`WE'VE got to help those people feel that they're connected to the rest of us.'' Thus was urban expert Adam Walinsky quoted in the just-completed Monitor series, ``Exiles among us: poor and black in America,'' by Kristin Helmore and Karen Laing.
Mr. Walinsky is right. The presence in America of a black underclass, apparently so cut off from hope, is morally unacceptable. A number of mutually reinforcing factors have historically kept blacks off the ladder that other immigrant groups have climbed to success.
That has changed for many blacks as a result of new opportunities for education, employment, and housing. But as the series reported, one-third of black Americans live below the poverty line.
Bringing these ``exiles'' home won't be a matter of one quick, easy formula. The Monitor series, however, suggests several elements that will surely help.

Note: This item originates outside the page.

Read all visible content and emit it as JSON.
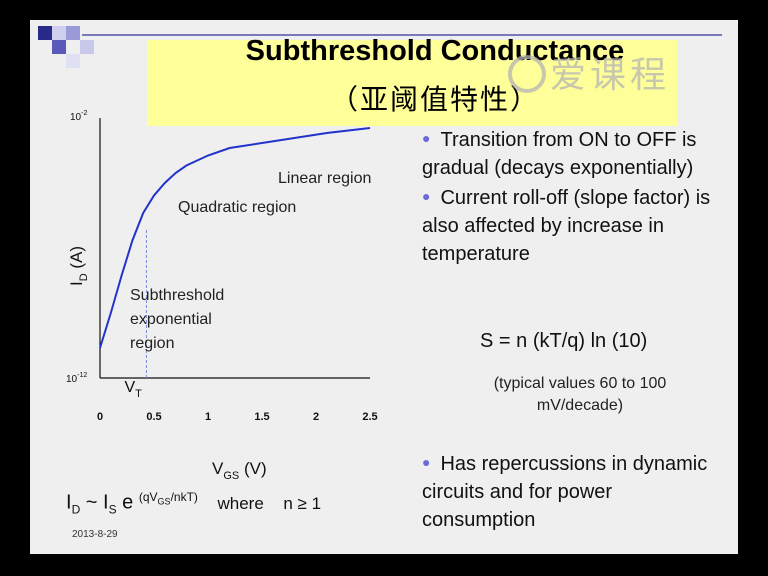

The black poor, like all other human beings, need to be valued and to value themselves. They need goals and the feeling that their goals are attainable. They need role models of positive achievement in productive activities.

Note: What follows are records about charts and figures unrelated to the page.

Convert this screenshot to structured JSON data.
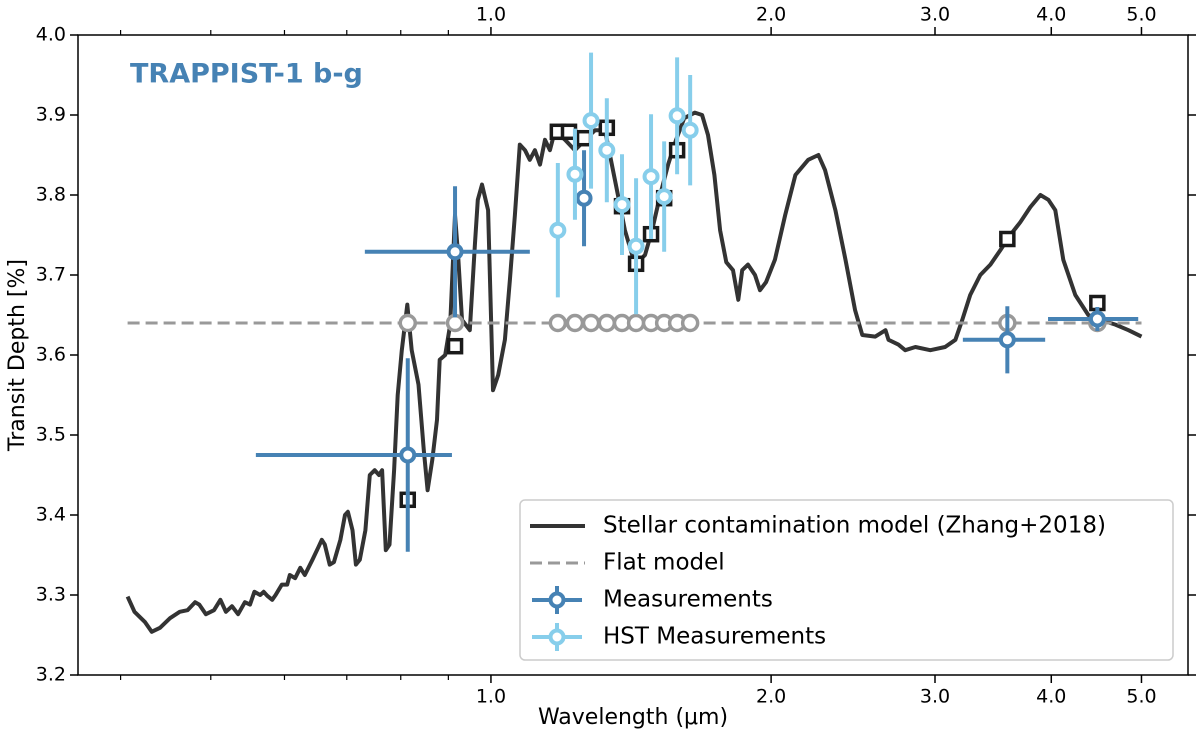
{
  "chart_data": {
    "type": "line",
    "annotation": "TRAPPIST-1 b-g",
    "annotation_color": "#4682b4",
    "xlabel": "Wavelength (μm)",
    "ylabel": "Transit Depth [%]",
    "xscale": "log",
    "xlim": [
      0.36,
      5.61
    ],
    "ylim": [
      3.2,
      4.0
    ],
    "xticks": [
      {
        "value": 1,
        "label": "1.0"
      },
      {
        "value": 2,
        "label": "2.0"
      },
      {
        "value": 3,
        "label": "3.0"
      },
      {
        "value": 4,
        "label": "4.0"
      },
      {
        "value": 5,
        "label": "5.0"
      }
    ],
    "xminor_ticks": [
      0.4,
      0.5,
      0.6,
      0.7,
      0.8,
      0.9
    ],
    "yticks": [
      3.2,
      3.3,
      3.4,
      3.5,
      3.6,
      3.7,
      3.8,
      3.9,
      {
        "value": 4,
        "label": "4.0"
      }
    ],
    "legend": "lower right",
    "series": [
      {
        "name": "Stellar contamination model (Zhang+2018)",
        "color": "#333333",
        "style": "solid",
        "x": [
          0.407,
          0.414,
          0.425,
          0.432,
          0.441,
          0.452,
          0.463,
          0.472,
          0.481,
          0.486,
          0.494,
          0.504,
          0.512,
          0.519,
          0.527,
          0.535,
          0.544,
          0.551,
          0.557,
          0.565,
          0.57,
          0.575,
          0.582,
          0.587,
          0.596,
          0.604,
          0.608,
          0.616,
          0.624,
          0.631,
          0.643,
          0.652,
          0.658,
          0.663,
          0.671,
          0.678,
          0.689,
          0.697,
          0.702,
          0.71,
          0.716,
          0.723,
          0.733,
          0.741,
          0.75,
          0.758,
          0.764,
          0.771,
          0.778,
          0.787,
          0.794,
          0.802,
          0.813,
          0.822,
          0.836,
          0.847,
          0.855,
          0.865,
          0.875,
          0.881,
          0.893,
          0.904,
          0.915,
          0.922,
          0.931,
          0.949,
          0.961,
          0.968,
          0.978,
          0.993,
          1.005,
          1.018,
          1.035,
          1.048,
          1.061,
          1.074,
          1.088,
          1.101,
          1.115,
          1.129,
          1.143,
          1.157,
          1.172,
          1.201,
          1.231,
          1.262,
          1.294,
          1.326,
          1.359,
          1.393,
          1.428,
          1.464,
          1.49,
          1.52,
          1.55,
          1.581,
          1.613,
          1.656,
          1.686,
          1.711,
          1.738,
          1.763,
          1.79,
          1.82,
          1.844,
          1.862,
          1.889,
          1.922,
          1.946,
          1.975,
          2.019,
          2.071,
          2.124,
          2.192,
          2.248,
          2.286,
          2.345,
          2.404,
          2.462,
          2.506,
          2.588,
          2.654,
          2.674,
          2.74,
          2.787,
          2.858,
          2.965,
          3.076,
          3.155,
          3.21,
          3.273,
          3.356,
          3.441,
          3.526,
          3.614,
          3.705,
          3.799,
          3.894,
          3.972,
          4.04,
          4.121,
          4.245,
          4.384,
          4.517,
          4.688,
          4.842,
          5.0
        ],
        "values": [
          3.298,
          3.279,
          3.266,
          3.254,
          3.259,
          3.271,
          3.279,
          3.281,
          3.291,
          3.288,
          3.276,
          3.281,
          3.294,
          3.279,
          3.286,
          3.276,
          3.291,
          3.288,
          3.304,
          3.3,
          3.304,
          3.299,
          3.294,
          3.3,
          3.313,
          3.313,
          3.325,
          3.321,
          3.334,
          3.325,
          3.344,
          3.359,
          3.369,
          3.363,
          3.338,
          3.341,
          3.369,
          3.4,
          3.404,
          3.381,
          3.338,
          3.344,
          3.381,
          3.45,
          3.456,
          3.45,
          3.456,
          3.356,
          3.363,
          3.456,
          3.55,
          3.606,
          3.663,
          3.606,
          3.563,
          3.481,
          3.431,
          3.469,
          3.519,
          3.594,
          3.6,
          3.638,
          3.775,
          3.725,
          3.644,
          3.631,
          3.738,
          3.794,
          3.813,
          3.781,
          3.556,
          3.575,
          3.619,
          3.694,
          3.775,
          3.863,
          3.856,
          3.844,
          3.856,
          3.838,
          3.869,
          3.856,
          3.881,
          3.869,
          3.856,
          3.869,
          3.881,
          3.881,
          3.819,
          3.756,
          3.713,
          3.725,
          3.756,
          3.8,
          3.838,
          3.869,
          3.896,
          3.903,
          3.9,
          3.875,
          3.825,
          3.756,
          3.716,
          3.706,
          3.669,
          3.706,
          3.713,
          3.7,
          3.681,
          3.691,
          3.719,
          3.775,
          3.825,
          3.844,
          3.85,
          3.831,
          3.781,
          3.719,
          3.656,
          3.625,
          3.623,
          3.631,
          3.619,
          3.613,
          3.606,
          3.61,
          3.606,
          3.61,
          3.619,
          3.644,
          3.675,
          3.7,
          3.713,
          3.731,
          3.75,
          3.766,
          3.785,
          3.8,
          3.794,
          3.781,
          3.719,
          3.675,
          3.65,
          3.644,
          3.638,
          3.631,
          3.623
        ]
      },
      {
        "name": "Flat model",
        "color": "#999999",
        "style": "dashed",
        "x": [
          0.407,
          5.0
        ],
        "values": [
          3.64,
          3.64
        ]
      },
      {
        "name": "Measurements",
        "color": "#4682b4",
        "style": "errorbar",
        "x": [
          0.814,
          0.915,
          1.259,
          3.588,
          4.483
        ],
        "values": [
          3.475,
          3.729,
          3.796,
          3.619,
          3.645
        ],
        "yerr": [
          0.121,
          0.082,
          0.06,
          0.042,
          0.015
        ],
        "xerr": [
          [
            0.255,
            0.094
          ],
          [
            0.183,
            0.186
          ],
          [
            0,
            0
          ],
          [
            0.374,
            0.352
          ],
          [
            0.515,
            0.477
          ]
        ]
      },
      {
        "name": "HST Measurements",
        "color": "#87ceeb",
        "style": "errorbar",
        "x": [
          1.18,
          1.231,
          1.281,
          1.332,
          1.383,
          1.432,
          1.486,
          1.535,
          1.585,
          1.637
        ],
        "values": [
          3.756,
          3.826,
          3.893,
          3.856,
          3.788,
          3.736,
          3.823,
          3.798,
          3.899,
          3.881
        ],
        "yerr": [
          0.084,
          0.057,
          0.085,
          0.065,
          0.063,
          0.085,
          0.078,
          0.069,
          0.073,
          0.069
        ]
      }
    ],
    "model_binned": {
      "color": "#1a1a1a",
      "x": [
        0.814,
        0.915,
        1.18,
        1.213,
        1.259,
        1.332,
        1.383,
        1.432,
        1.486,
        1.535,
        1.585,
        3.588,
        4.483
      ],
      "values": [
        3.419,
        3.611,
        3.879,
        3.879,
        3.871,
        3.884,
        3.786,
        3.714,
        3.751,
        3.796,
        3.856,
        3.745,
        3.665
      ]
    },
    "flat_binned": {
      "color": "#999999",
      "x": [
        0.814,
        0.915,
        1.18,
        1.231,
        1.281,
        1.332,
        1.383,
        1.432,
        1.486,
        1.535,
        1.585,
        1.637,
        3.588,
        4.483
      ],
      "values": [
        3.64,
        3.64,
        3.64,
        3.64,
        3.64,
        3.64,
        3.64,
        3.64,
        3.64,
        3.64,
        3.64,
        3.64,
        3.64,
        3.64
      ]
    }
  }
}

The notion of some sort of race-based ``ghetto pathology'' needs to be extirpated from people's thinking.
The black entrepreneurial class must be developed and strengthened, and new ways to capitalize black businesses must be found. It is start-up businesses, and not large corporations, that are the main source of new jobs, which more than anything else are what the black community needs. Locally owned enterprises in black neighborhoods, particularly those providing a product or service that can be ``exported'' to the larger community, will create jobs for blacks and pay wages and generate profits that will ``turn over'' locally, not drain away to corporate headquarters somewhere else.
The endless debate over ``welfare'' needs to be informed less by ideology and more by careful thinking about how public aid can best be used to ``empower'' individuals and families. A number of those in the think-tank establishment see ``welfare'' as ``antifamily,'' on grounds that having a regular check sometimes enables a woman to leave a miserable if not life-threatening marriage. But the notion that the ``family'' is somehow served when economic need, i.e., a cutoff of welfare payments, forces a woman to remain with an abusive husband should be denounced as pernicious nonsense.
The concerns of black men - particularly their need for jobs - demand attention. Even during the labor-intensive 1940s black men were kept from the factories, the union halls, and the offices. This has affected their ability to provide for their families, which in turn is closely linked with their sense of fatherhood. The Monitor series debunks the myth that black men are not good fathers.
A better grasp of the dynamics of the black underclass is a good first step in bringing these exiles home.